Friday, May 19, 2023

Durango’s Endangered Historic Animas City Cemetery

                                        

 

Durango, Colorado, has an endangered historic cemetery overlooking old Animas City.  The Animas City Cemetery is one hundred and forty-seven years old and predates the town of Durango.  It was initially threatened simply because of its remoteness and its age.  Little was known about any of the burials in the cemetery.  As the years passed, the cemetery was neglected and almost forgotten.  Interest in the cemetery has increased over the past 25 years.  Now, it is threatened by development.

 

Animas City was founded in 1876, the same year Colorado obtained statehood.  Durango was founded in September 1880.  The earliest three burials in the Animas City Cemetery were in 1877, James Henry Tilghman, a traveling preacher, Shepard Clark, and Isaac Doty, sheep herders murdered near Pagosa Springs.  The final burial was of the Rev. William Henry Folsom Jr., a minister at the Free Methodist Church in Durango.  He was buried in 1966 but was exhumed in 1976 and moved to Greenmount Cemetery.



                                                James Henry Tilghman Courtesy of Julie Pickett

 

The total number of probable burials in the cemetery is currently believed to be 156.  During the first eight years of the cemetery, at least 92 individuals were buried there.  Over time, burials dropped off.  Ninety-three of the total burials were of individuals born in the United States.  The remaining 15 individuals were European-born.  At least 37% of the total burials in the cemetery were children; 26% of these were children between the ages of zero and four.  Several Civil War veterans are buried there, as well as Ike Stockton, a local outlaw.  Many of Durango's pioneer families have family members buried in this cemetery.

 

The cemetery contains a variety of headstones, monuments, fieldstones, enclosures, and plantings, as well as other historic artifacts.  It is wild, overgrown, and generally unmaintained.  Currently, it is accessible by a primitive trail from the bottom of the hill or by a route through a resident's backyard that requires permission from the landowner before entry.  Neither of these choices is ideal.  

 

The Daughters of the American Revolution recorded some headstones in the 1950s.  The Boy Scouts were involved in a cleanup of the cemetery after a 1985 fire.  For more than a decade, Henry Ninde, a volunteer from the La Plata Historical Society, photographed the cemetery.  In 2002 and 2004, Fort Lewis College Archeological Field School surface mapped and investigated the suitability for remote sensing.  

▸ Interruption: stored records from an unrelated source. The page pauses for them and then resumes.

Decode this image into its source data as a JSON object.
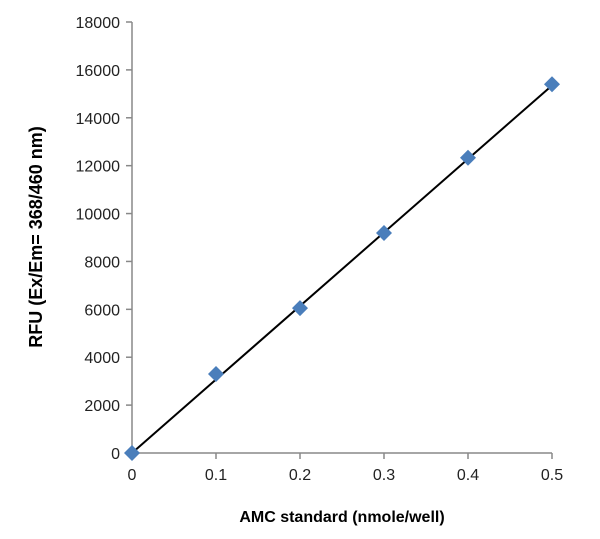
{
  "chart_data": {
    "type": "scatter",
    "title": "",
    "xlabel": "AMC standard (nmole/well)",
    "ylabel": "RFU (Ex/Em= 368/460 nm)",
    "xlim": [
      0,
      0.5
    ],
    "ylim": [
      0,
      18000
    ],
    "xticks": [
      "0",
      "0.1",
      "0.2",
      "0.3",
      "0.4",
      "0.5"
    ],
    "yticks": [
      "0",
      "2000",
      "4000",
      "6000",
      "8000",
      "10000",
      "12000",
      "14000",
      "16000",
      "18000"
    ],
    "grid": false,
    "legend": "none",
    "series": [
      {
        "x": [
          0,
          0.1,
          0.2,
          0.3,
          0.4,
          0.5
        ],
        "y": [
          0,
          3300,
          6050,
          9190,
          12330,
          15400
        ],
        "marker": "diamond",
        "color": "#4a7ebb"
      }
    ],
    "trendline": {
      "type": "linear",
      "x": [
        0,
        0.5
      ],
      "y": [
        0,
        15350
      ],
      "color": "#000000"
    }
  }
}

                                   Empty Enclosure Stabilization, Courtesy of Julie Pickett

 

Julie Picket and Ruth Lambert, both members of the Southwest Colorado Genealogical Society and Friends of the Animas City Cemetery, have been involved in archeological survey and mapping, extensive historical research, photography, documentation workshops, and several other follow-up projects.  Volunteer cleanups, a repair project of some enclosures, and periodic tours have occurred.
 

Durango is a small town, and developers have fewer and fewer places within the city to build.  However, out-of-state developers have discovered several parcels of land below the Animas City Cemetery, where they plan to develop over 200 high-density apartment units and parking spaces.  A gym, outdoor swimming pool, and access road will be built feet from the cemetery's boundary.  The road will have a five-foot "buffer" from the cemetery boundary.  The road and the clubhouse cannot be moved away from the cemetery boundary because of a steep slope to the northeast. 

 

While the cemetery is a designated Durango Historic Landmark, under the auspices of the Parks and Recreation Department, little has been done to preserve and protect this historic cemetery.  In 2010, the city assisted with mapping it, and after volunteer cleanup projects, the department sent trucks and workers to pick up the waste materials.  The last volunteer cleanup was in 2015.

 

If construction goes as planned, pedestrian traffic from the apartment units and elsewhere will increase the threat to unstable headstones and enclosures.  Children from the proposed development will undoubtedly use the cemetery as a playground.  This could have dangerous consequences.   Children have died after accidents involving falling headstones in other cemeteries around the country. 


                             Listing Headstones, courtesy of Stephen Studebaker
  

 

To protect the cemetery, a survey using ground penetrating radar and magnetometer must be completed along the cemetery's perimeter.  This needs to extend at least 20 feet beyond the boundary.  Depending on the results of these surveys, the area may need to be extended to the entire bench.  A fence must be built around the cemetery, and a gate and appropriate signage must be constructed.  Headstones and enclosures must be stabilized, and plants threatening historic markers and enclosures must be pruned or removed.  The Animas City Cemetery is a treasure to be protected and visited perpetually.



                    View of Upper Animas Valley from Lambert Enclosure, courtesy of Julie Pickett

 

Update:  The City of Durango Planning Commission met to discuss the project.  Many interested parties attended the meeting virtually.  All speakers expressed concerns about the project.  The Planning Commission decided not to support the project and ultimately advised the builder and architect to not take the project to the City Council.  The builder has agreed to rework the project and take it to the City Council.  As of June 8th, 2023, the developer has pulled out of the project.  The property is still for sale.  The community will stay vigilant.  The Parks and Recreation Commission has set aside money in its budget for remote sensing of the areas outside the current cemetery boundaries.